Scott Alexander comments on To signal effectively, use a non-human, non-stoppable enforcer

Scott Alexander 25 May 2010 22:18 UTC
17 points
If a normal mugger holds up a gun and says “Give me money or I’ll shoot you”, we consider the alternate hypotheses that the mugger will only shoot you if you do give er the money, or that the mugger will give you millions of dollars to reward your bravery if you refuse. But the mugger’s word itself, and our theory of mind on the things that tend to motivate muggers, make both of these much less likely than the garden-variety hypothesis that the mugger will shoot you if you don’t give the money. Further, this holds true whether the mugger claims er weapon is a gun, a ray gun, or a black hole generator; the credibility that the mugger can pull off er threat decreases if e says e has a black hole generator, but not the general skew in favor of worse results for not giving the money.

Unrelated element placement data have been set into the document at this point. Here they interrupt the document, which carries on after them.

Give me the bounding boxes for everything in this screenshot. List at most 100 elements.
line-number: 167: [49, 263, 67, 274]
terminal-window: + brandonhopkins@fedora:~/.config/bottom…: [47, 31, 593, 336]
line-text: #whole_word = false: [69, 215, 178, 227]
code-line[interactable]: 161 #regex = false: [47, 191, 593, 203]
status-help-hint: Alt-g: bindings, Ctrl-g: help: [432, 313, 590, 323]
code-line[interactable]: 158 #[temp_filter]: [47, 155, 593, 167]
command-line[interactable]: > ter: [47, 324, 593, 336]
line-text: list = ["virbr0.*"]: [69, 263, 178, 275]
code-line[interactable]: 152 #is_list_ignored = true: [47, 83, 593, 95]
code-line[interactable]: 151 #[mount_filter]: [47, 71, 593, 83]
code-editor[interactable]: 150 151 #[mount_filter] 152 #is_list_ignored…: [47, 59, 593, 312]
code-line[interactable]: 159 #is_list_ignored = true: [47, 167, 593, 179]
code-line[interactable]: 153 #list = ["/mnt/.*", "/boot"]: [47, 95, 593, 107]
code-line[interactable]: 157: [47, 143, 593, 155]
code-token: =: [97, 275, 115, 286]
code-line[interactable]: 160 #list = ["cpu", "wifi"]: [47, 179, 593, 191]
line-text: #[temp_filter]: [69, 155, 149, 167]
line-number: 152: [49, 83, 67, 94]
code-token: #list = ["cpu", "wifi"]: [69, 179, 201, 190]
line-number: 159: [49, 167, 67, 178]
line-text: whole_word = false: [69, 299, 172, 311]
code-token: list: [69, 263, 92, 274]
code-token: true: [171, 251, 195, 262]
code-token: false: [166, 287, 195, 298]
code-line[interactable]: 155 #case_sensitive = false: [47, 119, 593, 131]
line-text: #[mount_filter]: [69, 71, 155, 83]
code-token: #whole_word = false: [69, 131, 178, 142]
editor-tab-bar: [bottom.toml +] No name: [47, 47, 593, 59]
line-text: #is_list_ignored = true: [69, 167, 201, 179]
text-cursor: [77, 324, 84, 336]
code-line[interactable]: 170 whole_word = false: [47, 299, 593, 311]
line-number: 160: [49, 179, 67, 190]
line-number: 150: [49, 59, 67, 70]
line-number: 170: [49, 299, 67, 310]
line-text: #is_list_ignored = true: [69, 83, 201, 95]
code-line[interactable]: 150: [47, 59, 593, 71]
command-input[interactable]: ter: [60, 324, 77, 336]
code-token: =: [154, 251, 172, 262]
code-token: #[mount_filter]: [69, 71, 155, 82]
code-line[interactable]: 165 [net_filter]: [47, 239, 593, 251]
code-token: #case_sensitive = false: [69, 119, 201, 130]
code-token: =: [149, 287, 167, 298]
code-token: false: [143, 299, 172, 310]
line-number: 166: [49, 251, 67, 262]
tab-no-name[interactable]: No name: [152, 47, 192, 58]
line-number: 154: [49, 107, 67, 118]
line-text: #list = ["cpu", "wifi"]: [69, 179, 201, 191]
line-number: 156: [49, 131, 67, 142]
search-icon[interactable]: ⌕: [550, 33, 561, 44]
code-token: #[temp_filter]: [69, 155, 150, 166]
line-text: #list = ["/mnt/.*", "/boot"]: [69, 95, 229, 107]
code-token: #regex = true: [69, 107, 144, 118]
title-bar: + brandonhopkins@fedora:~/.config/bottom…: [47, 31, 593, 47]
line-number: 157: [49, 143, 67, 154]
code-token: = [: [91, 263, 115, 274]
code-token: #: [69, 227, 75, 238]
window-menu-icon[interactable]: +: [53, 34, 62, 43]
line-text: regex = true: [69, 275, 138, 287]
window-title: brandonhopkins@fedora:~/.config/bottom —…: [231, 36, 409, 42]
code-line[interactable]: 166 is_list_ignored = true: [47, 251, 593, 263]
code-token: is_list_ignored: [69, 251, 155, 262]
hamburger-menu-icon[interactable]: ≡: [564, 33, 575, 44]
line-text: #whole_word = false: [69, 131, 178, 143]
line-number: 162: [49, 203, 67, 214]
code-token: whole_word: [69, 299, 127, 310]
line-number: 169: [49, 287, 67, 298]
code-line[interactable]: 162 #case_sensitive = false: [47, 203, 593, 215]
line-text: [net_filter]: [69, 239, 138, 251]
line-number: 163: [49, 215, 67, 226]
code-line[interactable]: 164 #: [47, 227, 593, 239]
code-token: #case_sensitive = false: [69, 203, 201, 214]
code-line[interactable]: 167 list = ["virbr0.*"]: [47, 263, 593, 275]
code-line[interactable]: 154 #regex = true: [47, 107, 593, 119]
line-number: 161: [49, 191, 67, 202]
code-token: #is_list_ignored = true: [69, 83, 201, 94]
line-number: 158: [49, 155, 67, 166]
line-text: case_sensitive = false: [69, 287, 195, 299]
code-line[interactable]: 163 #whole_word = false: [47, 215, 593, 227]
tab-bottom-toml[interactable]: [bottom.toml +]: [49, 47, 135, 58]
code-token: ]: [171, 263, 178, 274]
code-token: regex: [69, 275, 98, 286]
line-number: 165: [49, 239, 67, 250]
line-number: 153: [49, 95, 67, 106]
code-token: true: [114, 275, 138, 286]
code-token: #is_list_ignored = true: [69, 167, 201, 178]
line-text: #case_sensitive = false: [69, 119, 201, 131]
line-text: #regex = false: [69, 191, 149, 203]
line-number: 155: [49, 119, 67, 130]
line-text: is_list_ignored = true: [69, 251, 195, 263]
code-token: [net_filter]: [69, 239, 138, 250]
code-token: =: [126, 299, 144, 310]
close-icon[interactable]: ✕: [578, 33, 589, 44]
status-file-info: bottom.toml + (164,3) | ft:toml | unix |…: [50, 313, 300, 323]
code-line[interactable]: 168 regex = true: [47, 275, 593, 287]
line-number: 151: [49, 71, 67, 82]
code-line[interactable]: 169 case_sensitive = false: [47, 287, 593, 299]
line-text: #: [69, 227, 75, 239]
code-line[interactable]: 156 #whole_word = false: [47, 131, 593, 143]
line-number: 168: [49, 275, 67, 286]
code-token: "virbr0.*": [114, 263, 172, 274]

Why does that skew go away if the mugger claims to be holding an unfriendly AI or the threat of divine judgment some other Pascal-level weapon?

Your argument only seems to hold if there is no mugger and we’re considering abstract principles—ie maybe I should clap my hands on the tiny chance that it might set into effect a chain reaction that will save 3^^^3 lives. In those cases, I agree with you; but as soon as a mugger gets into the picture e provides more information and skews the utilities in favor of one action.